3. Failure to recognize the difference between an error and a complication. This has been a huge problem ever since the infamous “First do no harm” article appeared. Briefly, a complication is an unwanted medical outcome (noun) while an error is an action (verb) that may or may not lead to a complication. So, if penicillin is given to a patient with no prior history of exposure and they have a severe anaphylactic reaction that is a complication. If that patient had a known history of allergy and was given the drug, the error is the failure to recognize the allergy history, not the ensuing reaction. Likewise, a post-op infection is a complication. If it is found that then instruments were improperly sterilized, that is the error, not the infection. I have yet to see anyone who has properly made this important distinction, although I do know many have given up trying. Huge mistake.

4. Patients are 100 percent compliant. This is the only way a quality-based system is going to work. Any physician who has in practice long enough recognizes how much patient motivation and, on occasion, secondary gain issues can affect outcomes.

5. Failure to recognize a physician’s experience. Think of it. Which physician would you rather have treating you? The one who has used the same procedure successfully for twenty years, or the one who is now being pressured to follow a cookbook protocol? Worse still, what if you were diabetic and you were unable to even get that procedure because you are now considered to be high-risk?

6. Failure to determine what the patient wants or expects from treatment.
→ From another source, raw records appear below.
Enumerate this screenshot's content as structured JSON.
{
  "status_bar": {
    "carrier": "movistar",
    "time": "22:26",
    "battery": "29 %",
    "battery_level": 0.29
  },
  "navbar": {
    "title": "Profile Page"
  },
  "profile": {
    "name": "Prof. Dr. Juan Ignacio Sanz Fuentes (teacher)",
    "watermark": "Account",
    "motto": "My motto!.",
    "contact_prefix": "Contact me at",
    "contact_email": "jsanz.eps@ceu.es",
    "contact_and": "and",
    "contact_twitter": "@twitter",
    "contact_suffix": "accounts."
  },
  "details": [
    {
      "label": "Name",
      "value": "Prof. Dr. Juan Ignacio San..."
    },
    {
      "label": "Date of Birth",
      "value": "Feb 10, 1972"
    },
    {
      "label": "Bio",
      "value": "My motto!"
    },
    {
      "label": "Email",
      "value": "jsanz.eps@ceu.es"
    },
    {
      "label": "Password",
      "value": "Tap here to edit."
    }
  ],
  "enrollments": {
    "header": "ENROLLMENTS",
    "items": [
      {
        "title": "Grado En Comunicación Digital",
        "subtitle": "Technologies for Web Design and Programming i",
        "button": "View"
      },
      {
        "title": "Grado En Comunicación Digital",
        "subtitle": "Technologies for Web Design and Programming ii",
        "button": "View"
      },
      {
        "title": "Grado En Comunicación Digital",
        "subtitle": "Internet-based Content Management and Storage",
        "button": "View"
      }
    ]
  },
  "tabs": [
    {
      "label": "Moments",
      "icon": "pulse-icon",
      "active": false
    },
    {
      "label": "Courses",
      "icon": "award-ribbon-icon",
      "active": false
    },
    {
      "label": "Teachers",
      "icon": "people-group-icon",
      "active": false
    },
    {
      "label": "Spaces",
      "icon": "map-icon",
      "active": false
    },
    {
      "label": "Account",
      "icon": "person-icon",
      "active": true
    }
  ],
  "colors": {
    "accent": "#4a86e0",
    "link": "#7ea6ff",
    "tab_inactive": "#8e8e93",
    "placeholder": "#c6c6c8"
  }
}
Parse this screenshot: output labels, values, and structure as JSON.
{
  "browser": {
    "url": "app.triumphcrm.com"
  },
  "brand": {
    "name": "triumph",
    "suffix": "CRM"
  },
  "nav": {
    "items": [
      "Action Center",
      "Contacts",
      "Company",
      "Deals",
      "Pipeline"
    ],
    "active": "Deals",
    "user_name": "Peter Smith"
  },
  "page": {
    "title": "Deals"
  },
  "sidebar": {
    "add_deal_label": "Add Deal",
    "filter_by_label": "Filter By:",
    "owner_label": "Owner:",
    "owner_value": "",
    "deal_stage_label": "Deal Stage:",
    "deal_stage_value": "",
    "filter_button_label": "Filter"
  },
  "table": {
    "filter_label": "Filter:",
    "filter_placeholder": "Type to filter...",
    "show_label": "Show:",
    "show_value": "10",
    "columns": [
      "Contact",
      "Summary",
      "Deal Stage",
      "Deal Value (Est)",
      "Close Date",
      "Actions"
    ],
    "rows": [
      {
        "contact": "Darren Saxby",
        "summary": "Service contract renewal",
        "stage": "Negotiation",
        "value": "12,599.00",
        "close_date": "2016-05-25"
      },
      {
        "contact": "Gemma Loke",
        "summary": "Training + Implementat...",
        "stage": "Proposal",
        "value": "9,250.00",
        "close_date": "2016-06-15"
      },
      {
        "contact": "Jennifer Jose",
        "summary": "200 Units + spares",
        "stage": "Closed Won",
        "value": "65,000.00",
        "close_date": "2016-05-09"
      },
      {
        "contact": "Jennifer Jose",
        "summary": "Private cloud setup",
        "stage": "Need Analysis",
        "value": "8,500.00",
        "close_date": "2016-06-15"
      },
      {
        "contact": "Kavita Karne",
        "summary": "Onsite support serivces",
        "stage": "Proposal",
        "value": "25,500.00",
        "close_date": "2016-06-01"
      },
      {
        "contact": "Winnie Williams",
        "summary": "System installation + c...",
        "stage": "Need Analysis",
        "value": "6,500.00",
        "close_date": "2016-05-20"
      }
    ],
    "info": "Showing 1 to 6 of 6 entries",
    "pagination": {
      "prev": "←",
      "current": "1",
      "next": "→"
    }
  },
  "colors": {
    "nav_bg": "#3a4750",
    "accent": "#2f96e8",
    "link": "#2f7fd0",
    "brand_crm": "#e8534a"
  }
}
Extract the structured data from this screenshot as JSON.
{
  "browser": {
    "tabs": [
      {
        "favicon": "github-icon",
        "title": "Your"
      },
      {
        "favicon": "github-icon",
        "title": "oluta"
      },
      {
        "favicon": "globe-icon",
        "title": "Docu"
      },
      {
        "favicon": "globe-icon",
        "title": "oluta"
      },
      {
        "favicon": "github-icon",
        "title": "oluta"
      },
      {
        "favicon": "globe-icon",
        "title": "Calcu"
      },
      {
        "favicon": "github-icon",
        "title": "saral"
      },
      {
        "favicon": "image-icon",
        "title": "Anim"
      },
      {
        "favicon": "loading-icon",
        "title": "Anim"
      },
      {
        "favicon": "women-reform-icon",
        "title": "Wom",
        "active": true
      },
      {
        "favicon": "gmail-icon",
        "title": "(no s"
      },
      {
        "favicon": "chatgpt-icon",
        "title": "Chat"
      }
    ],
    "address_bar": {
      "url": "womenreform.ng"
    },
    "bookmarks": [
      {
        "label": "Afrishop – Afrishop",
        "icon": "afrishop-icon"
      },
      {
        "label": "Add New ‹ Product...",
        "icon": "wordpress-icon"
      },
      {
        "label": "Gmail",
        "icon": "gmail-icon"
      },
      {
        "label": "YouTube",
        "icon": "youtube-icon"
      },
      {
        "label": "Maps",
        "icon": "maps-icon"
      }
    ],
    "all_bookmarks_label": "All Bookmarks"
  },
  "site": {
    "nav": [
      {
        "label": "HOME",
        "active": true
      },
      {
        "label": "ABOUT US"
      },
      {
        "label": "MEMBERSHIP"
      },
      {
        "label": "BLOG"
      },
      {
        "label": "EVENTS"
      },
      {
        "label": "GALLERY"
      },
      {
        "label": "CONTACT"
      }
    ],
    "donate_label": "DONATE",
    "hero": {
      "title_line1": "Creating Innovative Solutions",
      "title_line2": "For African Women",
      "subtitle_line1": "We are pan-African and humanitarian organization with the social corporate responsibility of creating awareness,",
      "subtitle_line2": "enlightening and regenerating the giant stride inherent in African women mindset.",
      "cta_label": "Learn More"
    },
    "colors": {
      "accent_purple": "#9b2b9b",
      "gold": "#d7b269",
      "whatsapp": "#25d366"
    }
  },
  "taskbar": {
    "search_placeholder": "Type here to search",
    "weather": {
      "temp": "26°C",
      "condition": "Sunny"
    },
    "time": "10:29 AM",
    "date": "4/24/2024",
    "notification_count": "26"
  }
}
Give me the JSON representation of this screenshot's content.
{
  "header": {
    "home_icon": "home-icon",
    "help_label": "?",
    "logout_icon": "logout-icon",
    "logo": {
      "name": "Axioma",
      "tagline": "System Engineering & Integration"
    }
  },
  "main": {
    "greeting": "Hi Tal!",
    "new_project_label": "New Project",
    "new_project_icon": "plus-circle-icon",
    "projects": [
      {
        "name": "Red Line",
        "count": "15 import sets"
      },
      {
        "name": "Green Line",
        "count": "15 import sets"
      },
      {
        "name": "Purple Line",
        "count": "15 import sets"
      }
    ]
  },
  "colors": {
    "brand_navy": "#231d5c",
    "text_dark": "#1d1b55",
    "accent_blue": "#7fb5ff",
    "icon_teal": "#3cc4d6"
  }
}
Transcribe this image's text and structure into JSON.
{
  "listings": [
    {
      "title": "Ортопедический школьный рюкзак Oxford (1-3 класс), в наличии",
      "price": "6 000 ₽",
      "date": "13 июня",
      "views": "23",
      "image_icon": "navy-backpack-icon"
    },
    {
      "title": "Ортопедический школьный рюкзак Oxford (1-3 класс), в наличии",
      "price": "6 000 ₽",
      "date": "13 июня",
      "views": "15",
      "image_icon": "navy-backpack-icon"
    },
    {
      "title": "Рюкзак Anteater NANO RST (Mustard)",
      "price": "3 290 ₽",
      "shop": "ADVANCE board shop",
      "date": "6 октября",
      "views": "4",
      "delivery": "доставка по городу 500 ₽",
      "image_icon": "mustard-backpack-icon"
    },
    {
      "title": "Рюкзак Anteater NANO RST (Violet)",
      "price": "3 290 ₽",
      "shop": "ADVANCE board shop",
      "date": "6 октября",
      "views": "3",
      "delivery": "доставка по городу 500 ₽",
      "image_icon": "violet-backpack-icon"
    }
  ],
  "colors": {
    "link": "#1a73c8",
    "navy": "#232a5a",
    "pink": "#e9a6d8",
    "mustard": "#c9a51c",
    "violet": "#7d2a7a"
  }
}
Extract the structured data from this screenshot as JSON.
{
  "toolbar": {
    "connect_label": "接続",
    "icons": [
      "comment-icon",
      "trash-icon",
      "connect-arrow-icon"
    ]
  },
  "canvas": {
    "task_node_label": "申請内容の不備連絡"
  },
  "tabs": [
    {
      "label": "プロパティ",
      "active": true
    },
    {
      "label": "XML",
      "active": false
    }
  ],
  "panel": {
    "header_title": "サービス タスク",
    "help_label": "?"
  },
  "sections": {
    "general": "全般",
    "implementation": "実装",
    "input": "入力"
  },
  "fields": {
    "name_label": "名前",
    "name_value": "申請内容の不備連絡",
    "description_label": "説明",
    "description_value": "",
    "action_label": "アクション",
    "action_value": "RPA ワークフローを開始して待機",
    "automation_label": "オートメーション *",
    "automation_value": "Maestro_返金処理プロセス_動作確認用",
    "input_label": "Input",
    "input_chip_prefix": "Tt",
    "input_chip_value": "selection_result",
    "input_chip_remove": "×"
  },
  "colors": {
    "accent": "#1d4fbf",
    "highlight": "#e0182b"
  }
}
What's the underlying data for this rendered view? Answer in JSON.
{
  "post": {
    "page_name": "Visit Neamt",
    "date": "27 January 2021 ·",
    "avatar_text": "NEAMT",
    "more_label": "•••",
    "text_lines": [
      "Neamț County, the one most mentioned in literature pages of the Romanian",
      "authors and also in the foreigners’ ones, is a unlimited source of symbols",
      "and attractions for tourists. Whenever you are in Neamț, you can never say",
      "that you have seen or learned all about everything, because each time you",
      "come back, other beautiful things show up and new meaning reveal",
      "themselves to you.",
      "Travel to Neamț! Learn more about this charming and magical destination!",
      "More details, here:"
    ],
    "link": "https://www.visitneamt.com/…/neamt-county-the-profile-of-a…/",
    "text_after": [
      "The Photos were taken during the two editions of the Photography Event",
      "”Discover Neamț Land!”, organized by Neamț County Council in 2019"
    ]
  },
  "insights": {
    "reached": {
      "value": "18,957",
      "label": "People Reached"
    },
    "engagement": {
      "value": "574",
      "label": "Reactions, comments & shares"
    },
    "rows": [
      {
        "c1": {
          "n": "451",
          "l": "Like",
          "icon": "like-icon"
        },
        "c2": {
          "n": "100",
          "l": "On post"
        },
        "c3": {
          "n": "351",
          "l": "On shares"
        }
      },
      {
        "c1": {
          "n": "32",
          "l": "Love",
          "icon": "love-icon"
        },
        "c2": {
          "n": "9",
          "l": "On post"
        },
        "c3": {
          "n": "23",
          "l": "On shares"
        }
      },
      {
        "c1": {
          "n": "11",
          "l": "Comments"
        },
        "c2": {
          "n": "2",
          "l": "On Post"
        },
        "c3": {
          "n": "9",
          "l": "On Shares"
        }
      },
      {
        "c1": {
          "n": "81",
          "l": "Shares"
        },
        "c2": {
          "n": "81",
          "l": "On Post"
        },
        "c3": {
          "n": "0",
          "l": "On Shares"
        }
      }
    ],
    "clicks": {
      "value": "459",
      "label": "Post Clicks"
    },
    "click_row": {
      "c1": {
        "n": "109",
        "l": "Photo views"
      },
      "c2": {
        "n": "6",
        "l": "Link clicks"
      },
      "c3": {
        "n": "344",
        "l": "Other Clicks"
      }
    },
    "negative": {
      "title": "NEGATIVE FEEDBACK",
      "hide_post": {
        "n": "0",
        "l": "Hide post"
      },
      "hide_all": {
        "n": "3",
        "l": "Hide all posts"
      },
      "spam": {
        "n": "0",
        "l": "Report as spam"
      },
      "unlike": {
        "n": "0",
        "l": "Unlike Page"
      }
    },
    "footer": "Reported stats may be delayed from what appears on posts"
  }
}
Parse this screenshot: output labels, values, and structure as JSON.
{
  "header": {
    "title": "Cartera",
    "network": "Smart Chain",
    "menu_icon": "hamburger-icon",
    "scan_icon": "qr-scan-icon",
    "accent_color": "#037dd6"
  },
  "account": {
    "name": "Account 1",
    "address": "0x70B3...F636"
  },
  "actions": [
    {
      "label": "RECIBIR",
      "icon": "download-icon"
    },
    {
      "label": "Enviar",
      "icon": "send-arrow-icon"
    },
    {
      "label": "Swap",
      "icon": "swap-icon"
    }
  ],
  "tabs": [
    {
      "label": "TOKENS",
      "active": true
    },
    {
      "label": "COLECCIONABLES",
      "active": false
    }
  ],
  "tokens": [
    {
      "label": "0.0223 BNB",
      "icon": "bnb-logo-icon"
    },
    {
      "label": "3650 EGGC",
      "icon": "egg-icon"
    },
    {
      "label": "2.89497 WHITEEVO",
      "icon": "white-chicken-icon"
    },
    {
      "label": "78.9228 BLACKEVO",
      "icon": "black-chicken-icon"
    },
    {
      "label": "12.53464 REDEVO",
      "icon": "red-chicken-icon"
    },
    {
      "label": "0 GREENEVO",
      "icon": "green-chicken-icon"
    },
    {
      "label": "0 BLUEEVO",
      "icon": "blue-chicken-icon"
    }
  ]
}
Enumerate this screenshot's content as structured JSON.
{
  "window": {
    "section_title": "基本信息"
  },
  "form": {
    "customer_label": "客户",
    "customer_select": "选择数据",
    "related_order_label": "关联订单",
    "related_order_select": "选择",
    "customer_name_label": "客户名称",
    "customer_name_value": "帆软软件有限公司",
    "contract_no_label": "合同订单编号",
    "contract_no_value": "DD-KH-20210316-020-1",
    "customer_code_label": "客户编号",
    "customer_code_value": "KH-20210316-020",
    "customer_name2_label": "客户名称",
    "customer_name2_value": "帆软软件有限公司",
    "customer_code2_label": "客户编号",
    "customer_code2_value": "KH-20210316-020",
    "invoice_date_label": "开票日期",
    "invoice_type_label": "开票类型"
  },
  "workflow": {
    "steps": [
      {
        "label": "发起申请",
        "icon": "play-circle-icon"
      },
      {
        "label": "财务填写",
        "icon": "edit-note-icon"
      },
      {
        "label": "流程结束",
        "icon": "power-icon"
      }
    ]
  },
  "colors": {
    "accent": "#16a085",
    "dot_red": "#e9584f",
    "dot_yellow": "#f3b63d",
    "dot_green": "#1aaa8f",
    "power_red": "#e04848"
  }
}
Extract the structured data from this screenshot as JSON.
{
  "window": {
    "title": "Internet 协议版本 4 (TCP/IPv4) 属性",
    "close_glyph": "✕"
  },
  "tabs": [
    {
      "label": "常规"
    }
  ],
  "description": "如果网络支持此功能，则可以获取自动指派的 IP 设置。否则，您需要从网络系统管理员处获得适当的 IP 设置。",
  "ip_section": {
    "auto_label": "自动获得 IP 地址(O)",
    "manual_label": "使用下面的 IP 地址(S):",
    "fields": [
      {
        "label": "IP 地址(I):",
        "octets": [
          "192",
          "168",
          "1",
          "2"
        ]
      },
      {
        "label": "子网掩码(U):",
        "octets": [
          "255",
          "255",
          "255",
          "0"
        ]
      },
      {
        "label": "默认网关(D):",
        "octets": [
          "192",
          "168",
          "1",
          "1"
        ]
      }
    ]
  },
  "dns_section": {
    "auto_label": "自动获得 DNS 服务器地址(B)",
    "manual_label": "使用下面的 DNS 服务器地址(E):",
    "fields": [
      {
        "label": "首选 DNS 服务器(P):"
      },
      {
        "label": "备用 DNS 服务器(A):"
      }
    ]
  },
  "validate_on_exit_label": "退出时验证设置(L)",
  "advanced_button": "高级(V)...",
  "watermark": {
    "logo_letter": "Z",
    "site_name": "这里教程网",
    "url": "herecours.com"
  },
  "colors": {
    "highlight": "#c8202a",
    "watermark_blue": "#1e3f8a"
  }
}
Perhaps the elderly patient would prefer to be left alone and live the rest of their life in peace rather than being constantly harassed to control their blood sugar and blood pressure.

7. Painting all providers with the same brush. Admittedly, reimbursement based on quality may be better for some specialties and providers but certainly not all. A hybrid system may be the best compromise.

After the low-hanging fruit has been picked, there is only one, totally predictable outcome. Physicians are going to avoid treating high risk, non-cooperative patients. It is already happening.

Thomas D. Guastavino is an orthopedic surgeon.